Another illustrative example of the role for private space businesses in Russia involves the corporation S7 Group, which paid $100 million to RSC Energia, a subsidiary of Roscosmos, for the bankrupt Sea Launch project in 2017. The company S7 “Space” was originally established to restore that project, which aims to launch rockets from buoyant platforms in equatorial Pacific waters (S7space.ru, accessed October 20, 2021). But in reality, the deal mostly looked like a vehicle for helping solve the long-running financial troubles of the state-owned space company in return for protection of the airline business (S7 “Airlines”) and easing of administrative pressure on the corporate group. Moreover, because of the 2020 COVID-19 pandemic crisis, S7 “Space” only had enough resources to carry out the conservation of the Sea Launch platform in Vladivostok; the Russian authorities agreed to establish a joint venture between S7 “Space” and the state-owned firms Roscosmos and Rosatom for maintenance and modernization of the platform (RBC, August 24, 2020; RIA Novosti, December 14, 2020). In other words, the investments of a private Russian company were funneled into the activities of state-owned industry.

The ongoing crisis in Russia’s state-owned space industry, driven by problems of long-term planning (Kremlin.ru, September 29, 2021), raises questions of how to cut costs related to space activities, especially in civil satellite services.
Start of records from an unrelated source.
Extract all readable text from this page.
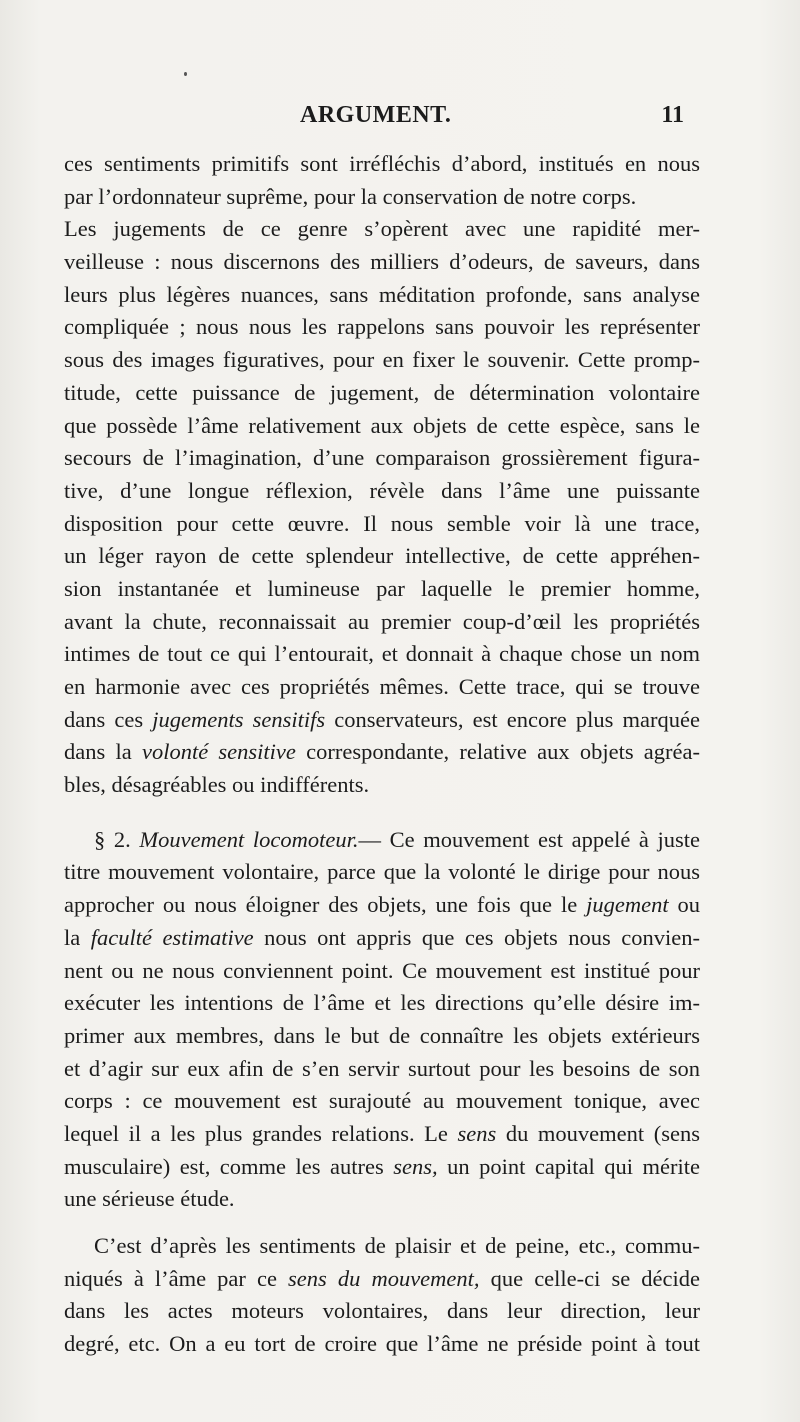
ARGUMENT.	11
ces sentiments primitifs sont irréfléchis d’abord, institués en nous
par l’ordonnateur suprême, pour la conservation de notre corps.
Les jugements de ce genre s’opèrent avec une rapidité mer-
veilleuse : nous discernons des milliers d’odeurs, de saveurs, dans
leurs plus légères nuances, sans méditation profonde, sans analyse
compliquée ; nous nous les rappelons sans pouvoir les représenter
sous des images figuratives, pour en fixer le souvenir. Cette promp-
titude, cette puissance de jugement, de détermination volontaire
que possède l’âme relativement aux objets de cette espèce, sans le
secours de l’imagination, d’une comparaison grossièrement figura-
tive, d’une longue réflexion, révèle dans l’âme une puissante
disposition pour cette œuvre. Il nous semble voir là une trace,
un léger rayon de cette splendeur intellective, de cette appréhen-
sion instantanée et lumineuse par laquelle le premier homme,
avant la chute, reconnaissait au premier coup-d’œil les propriétés
intimes de tout ce qui l’entourait, et donnait à chaque chose un nom
en harmonie avec ces propriétés mêmes. Cette trace, qui se trouve
dans ces jugements sensitifs conservateurs, est encore plus marquée
dans la volonté sensitive correspondante, relative aux objets agréa-
bles, désagréables ou indifférents.
§ 2. Mouvement locomoteur.— Ce mouvement est appelé à juste
titre mouvement volontaire, parce que la volonté le dirige pour nous
approcher ou nous éloigner des objets, une fois que le jugement ou
la faculté estimative nous ont appris que ces objets nous convien-
nent ou ne nous conviennent point. Ce mouvement est institué pour
exécuter les intentions de l’âme et les directions qu’elle désire im-
primer aux membres, dans le but de connaître les objets extérieurs
et d’agir sur eux afin de s’en servir surtout pour les besoins de son
corps : ce mouvement est surajouté au mouvement tonique, avec
lequel il a les plus grandes relations. Le sens du mouvement (sens
musculaire) est, comme les autres sens, un point capital qui mérite
une sérieuse étude.
C’est d’après les sentiments de plaisir et de peine, etc., commu-
niqués à l’âme par ce sens du mouvement, que celle-ci se décide
dans les actes moteurs volontaires, dans leur direction, leur
degré, etc. On a eu tort de croire que l’âme ne préside point à tout
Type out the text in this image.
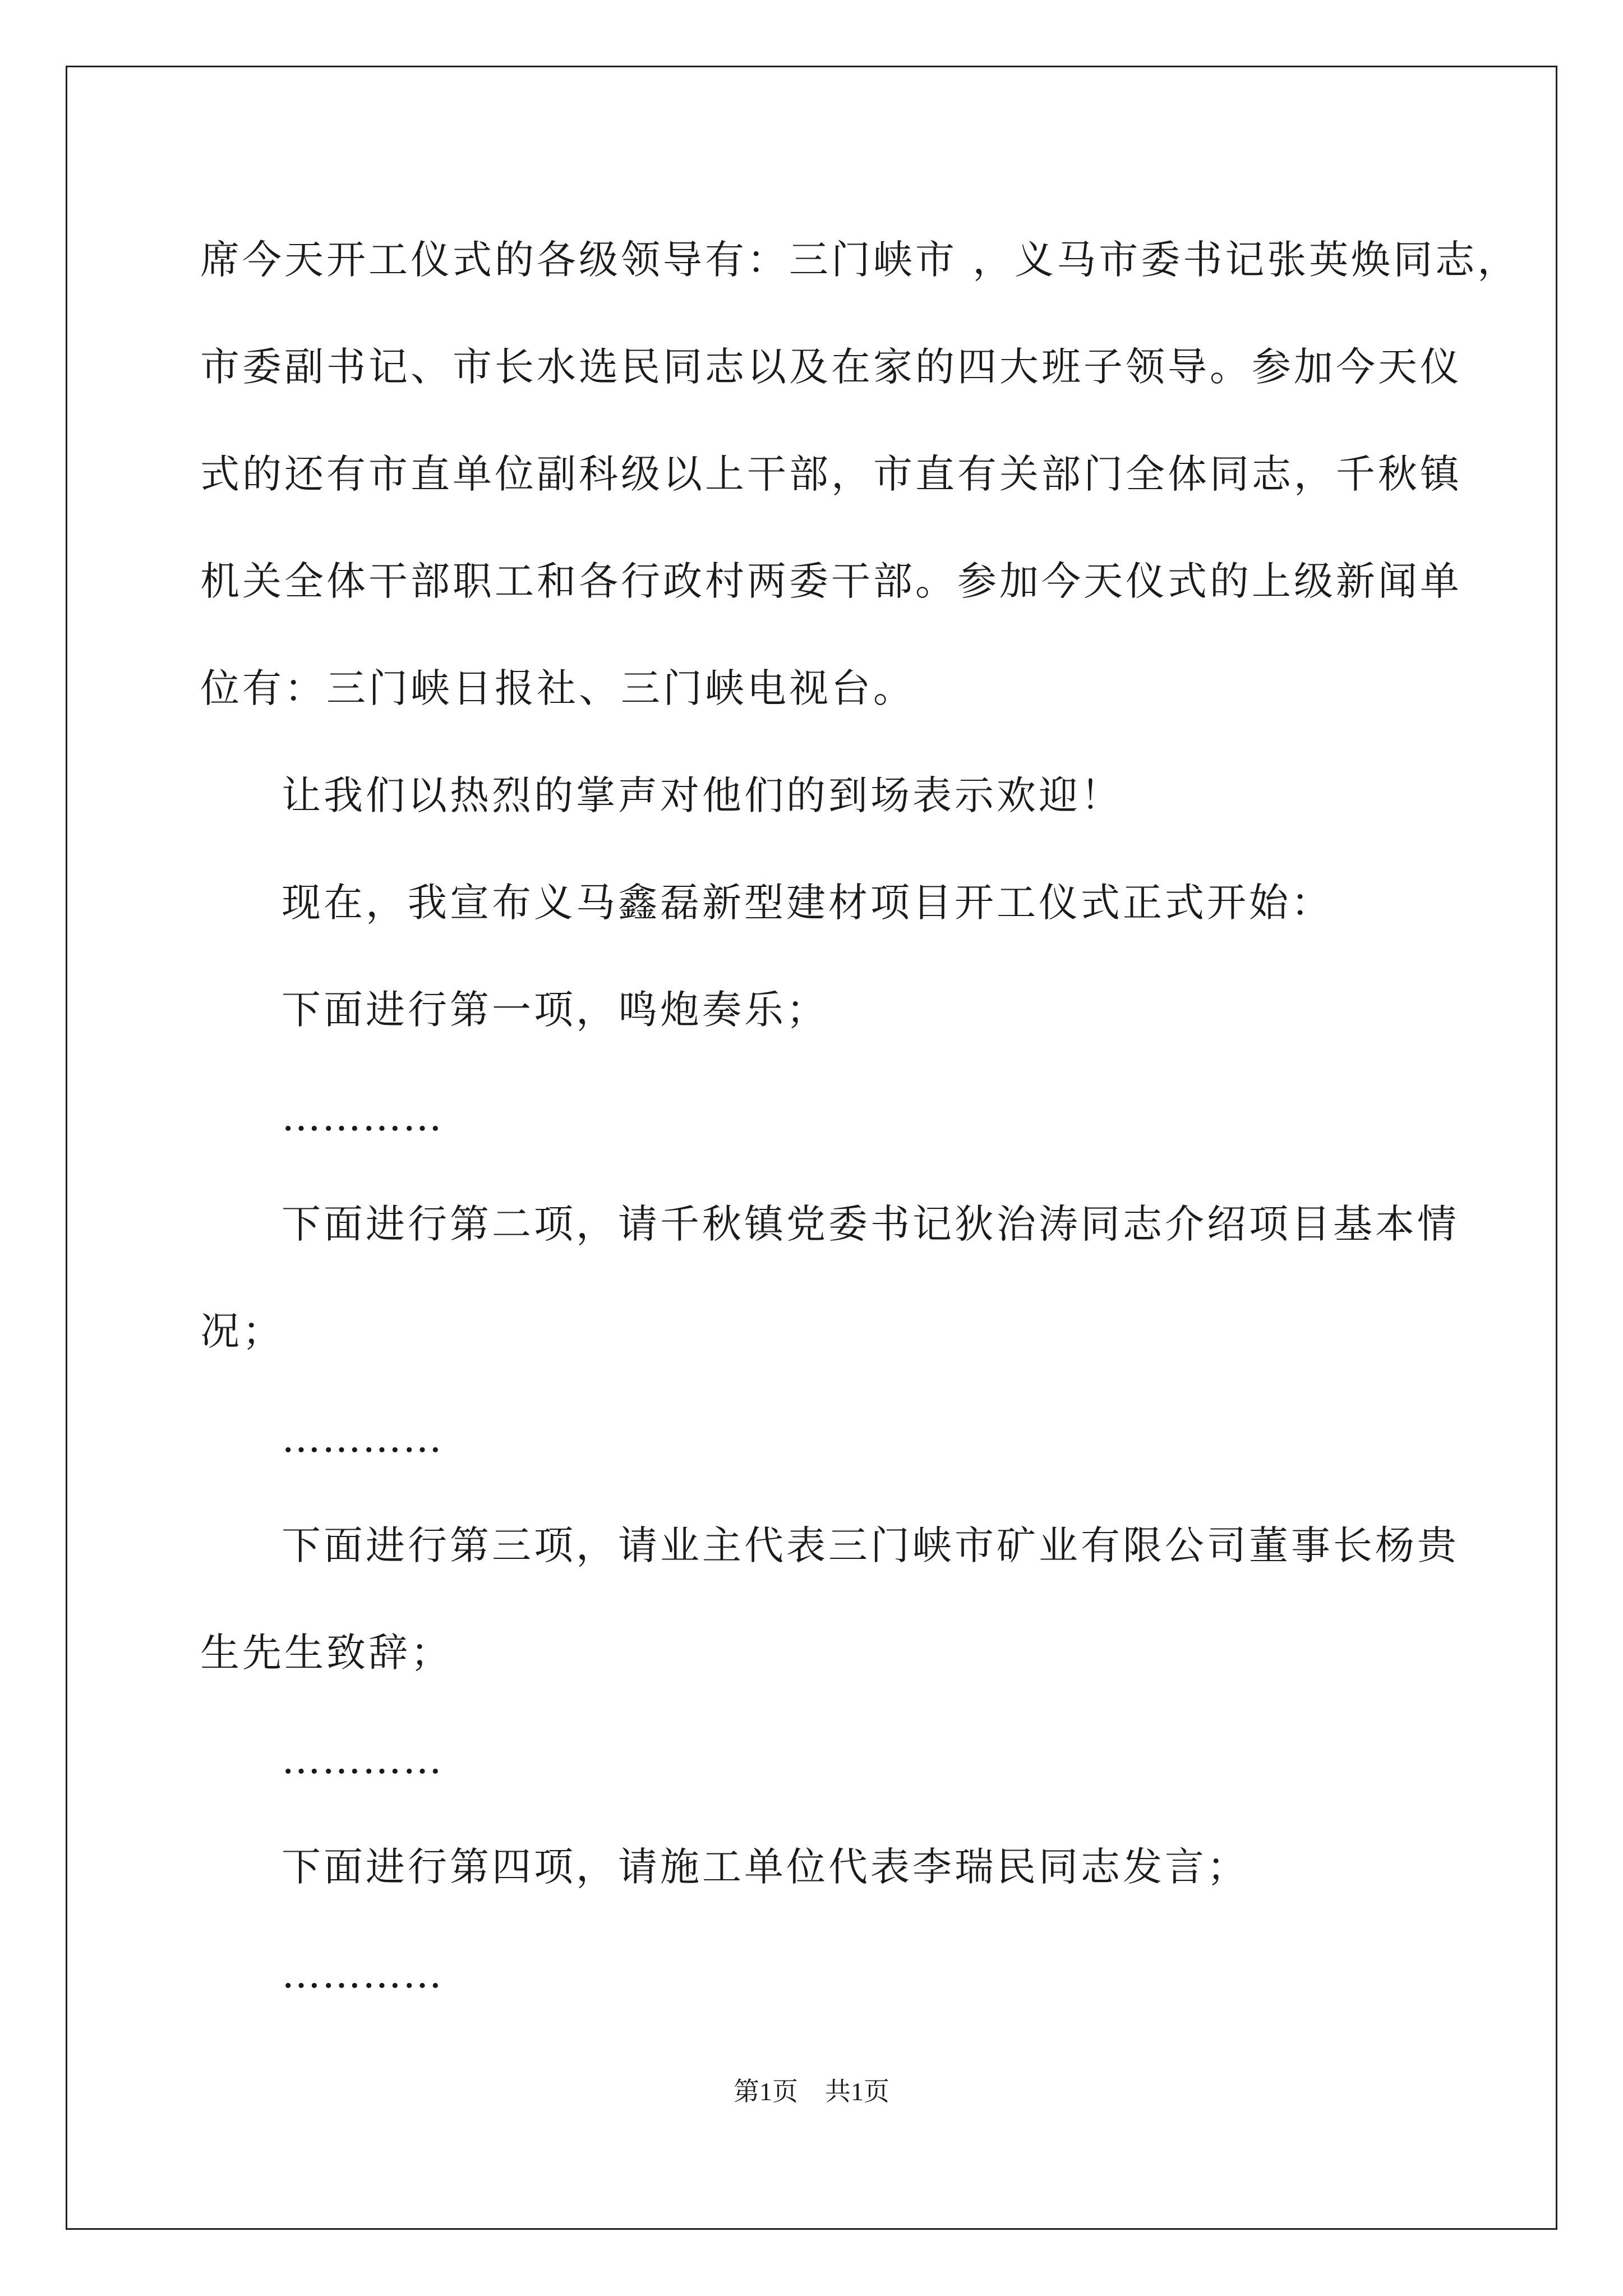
席今天开工仪式的各级领导有：三门峡市 ，义马市委书记张英焕同志，
市委副书记、市长水选民同志以及在家的四大班子领导。参加今天仪
式的还有市直单位副科级以上干部，市直有关部门全体同志，千秋镇
机关全体干部职工和各行政村两委干部。参加今天仪式的上级新闻单
位有：三门峡日报社、三门峡电视台。
让我们以热烈的掌声对他们的到场表示欢迎！
现在，我宣布义马鑫磊新型建材项目开工仪式正式开始：
下面进行第一项，鸣炮奏乐；
…………
下面进行第二项，请千秋镇党委书记狄治涛同志介绍项目基本情
况；
…………
下面进行第三项，请业主代表三门峡市矿业有限公司董事长杨贵
生先生致辞；
…………
下面进行第四项，请施工单位代表李瑞民同志发言；
…………
第1页 共1页
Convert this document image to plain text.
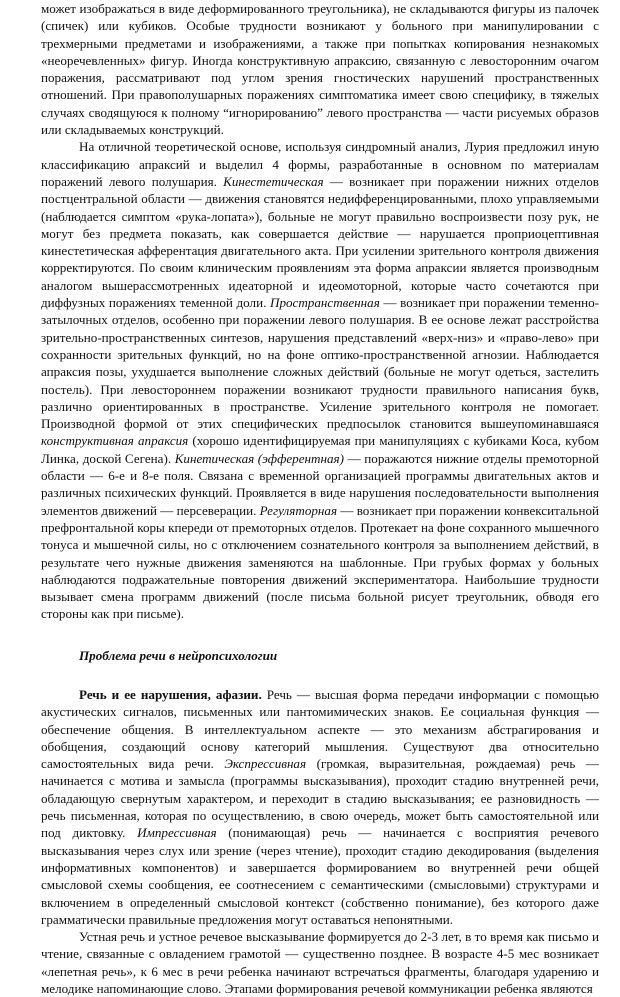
может изображаться в виде деформированного треугольника), не складываются фигуры из палочек (спичек) или кубиков. Особые трудности возникают у больного при манипулировании с трехмерными предметами и изображениями, а также при попытках копирования незнакомых «неоречевленных» фигур. Иногда конструктивную апраксию, связанную с левосторонним очагом поражения, рассматривают под углом зрения гностических нарушений пространственных отношений. При правополушарных поражениях симптоматика имеет свою специфику, в тяжелых случаях сводящуюся к полному “игнорированию” левого пространства — части рисуемых образов или складываемых конструкций.

На отличной теоретической основе, используя синдромный анализ, Лурия предложил иную классификацию апраксий и выделил 4 формы, разработанные в основном по материалам поражений левого полушария. Кинестетическая — возникает при поражении нижних отделов постцентральной области — движения становятся недифференцированными, плохо управляемыми (наблюдается симптом «рука-лопата»), больные не могут правильно воспроизвести позу рук, не могут без предмета показать, как совершается действие — нарушается проприоцептивная кинестетическая афферентация двигательного акта. При усилении зрительного контроля движения корректируются. По своим клиническим проявлениям эта форма апраксии является производным аналогом вышерассмотренных идеаторной и идеомоторной, которые часто сочетаются при диффузных поражениях теменной доли. Пространственная — возникает при поражении теменно-затылочных отделов, особенно при поражении левого полушария. В ее основе лежат расстройства зрительно-пространственных синтезов, нарушения представлений «верх-низ» и «право-лево» при сохранности зрительных функций, но на фоне оптико-пространственной агнозии. Наблюдается апраксия позы, ухудшается выполнение сложных действий (больные не могут одеться, застелить постель). При левостороннем поражении возникают трудности правильного написания букв, различно ориентированных в пространстве. Усиление зрительного контроля не помогает. Производной формой от этих специфических предпосылок становится вышеупоминавшаяся конструктивная апраксия (хорошо идентифицируемая при манипуляциях с кубиками Коса, кубом Линка, доской Сегена). Кинетическая (эфферентная) — поражаются нижние отделы премоторной области — 6-е и 8-е поля. Связана с временной организацией программы двигательных актов и различных психических функций. Проявляется в виде нарушения последовательности выполнения элементов движений — персеверации. Регуляторная — возникает при поражении конвекситальной префронтальной коры кпереди от премоторных отделов. Протекает на фоне сохранного мышечного тонуса и мышечной силы, но с отключением сознательного контроля за выполнением действий, в результате чего нужные движения заменяются на шаблонные. При грубых формах у больных наблюдаются подражательные повторения движений экспериментатора. Наибольшие трудности вызывает смена программ движений (после письма больной рисует треугольник, обводя его стороны как при письме).

Проблема речи в нейропсихологии

Речь и ее нарушения, афазии. Речь — высшая форма передачи информации с помощью акустических сигналов, письменных или пантомимических знаков. Ее социальная функция — обеспечение общения. В интеллектуальном аспекте — это механизм абстрагирования и обобщения, создающий основу категорий мышления. Существуют два относительно самостоятельных вида речи. Экспрессивная (громкая, выразительная, рождаемая) речь — начинается с мотива и замысла (программы высказывания), проходит стадию внутренней речи, обладающую свернутым характером, и переходит в стадию высказывания; ее разновидность — речь письменная, которая по осуществлению, в свою очередь, может быть самостоятельной или под диктовку. Импрессивная (понимающая) речь — начинается с восприятия речевого высказывания через слух или зрение (через чтение), проходит стадию декодирования (выделения информативных компонентов) и завершается формированием во внутренней речи общей смысловой схемы сообщения, ее соотнесением с семантическими (смысловыми) структурами и включением в определенный смысловой контекст (собственно понимание), без которого даже грамматически правильные предложения могут оставаться непонятными.

Устная речь и устное речевое высказывание формируется до 2-3 лет, в то время как письмо и чтение, связанные с овладением грамотой — существенно позднее. В возрасте 4-5 мес возникает «лепетная речь», к 6 мес в речи ребенка начинают встречаться фрагменты, благодаря ударению и мелодике напоминающие слово. Этапами формирования речевой коммуникации ребенка являются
Considering the limited financial resource base, obstructive institutional and business environment, relatively small volume of the domestic space market, and Russia’s foreign policy being detrimental to significant international space-sector cooperation (prospects for collaboration with China notwithstanding—see EDM, March 31), few options exist.

The Russian government’s latest approach to developing commercial space activity that is crystallizing today is based on engaging leading Russian enterprises that already enjoy massive financial flows into entering the space sector. This policy is demonstrated by, for example, the creation of Gazprom Space Systems (GSS), a subsidiary of Russia’s natural gas and oil major Gazprom. GSS already operates several commercial communication satellites and began construction of a satellite assembly plant in 2020. The planned capacity of this plant will be 100 small satellites annually (Gazprom-spacesystems.ru, April 19), with key electronic components imported from abroad. That will allow Russia to circumvent some sanctions (at least as long as GSS itself does not end up on an international sanctions list) and to share the financial burden of space-related activities among a number of Russian state-owned giants, like Sberbank, Rosneft and Rosatom, or even some large-scale private high-technology corporations, like Yandex or Sistema.

Such collaboration should allow Roscosmos to develop a suite of modern communications (including the “internet of things”), Earth-observation and, perhaps, commercial navigation satellite constellations in low-Earth orbit—that is, Russian-produced counterparts to SpaceX’s Starlink, OneWeb and Amazon’s Kuiper satellites (TASS, June 5). It is not clear exactly which companies will share the burden of space activity with Roscosmos, but 800 billion rubles (almost $11 billion) of the planned project’s cost implies that the partners will, by necessity, have to be some of Russia’s largest companies.

What all this means is that the Russian government’s strategy for bolstering private space activity will, by design, avoid any significant changes to domestic political and economic institutions—even though this is detrimental to the long-term development of Russia’s private space sector. But for Moscow, the more important goal is to neutralize the challenges stemming from Western sanctions and Russia’s exclusion from global commercial ties in the area space operations.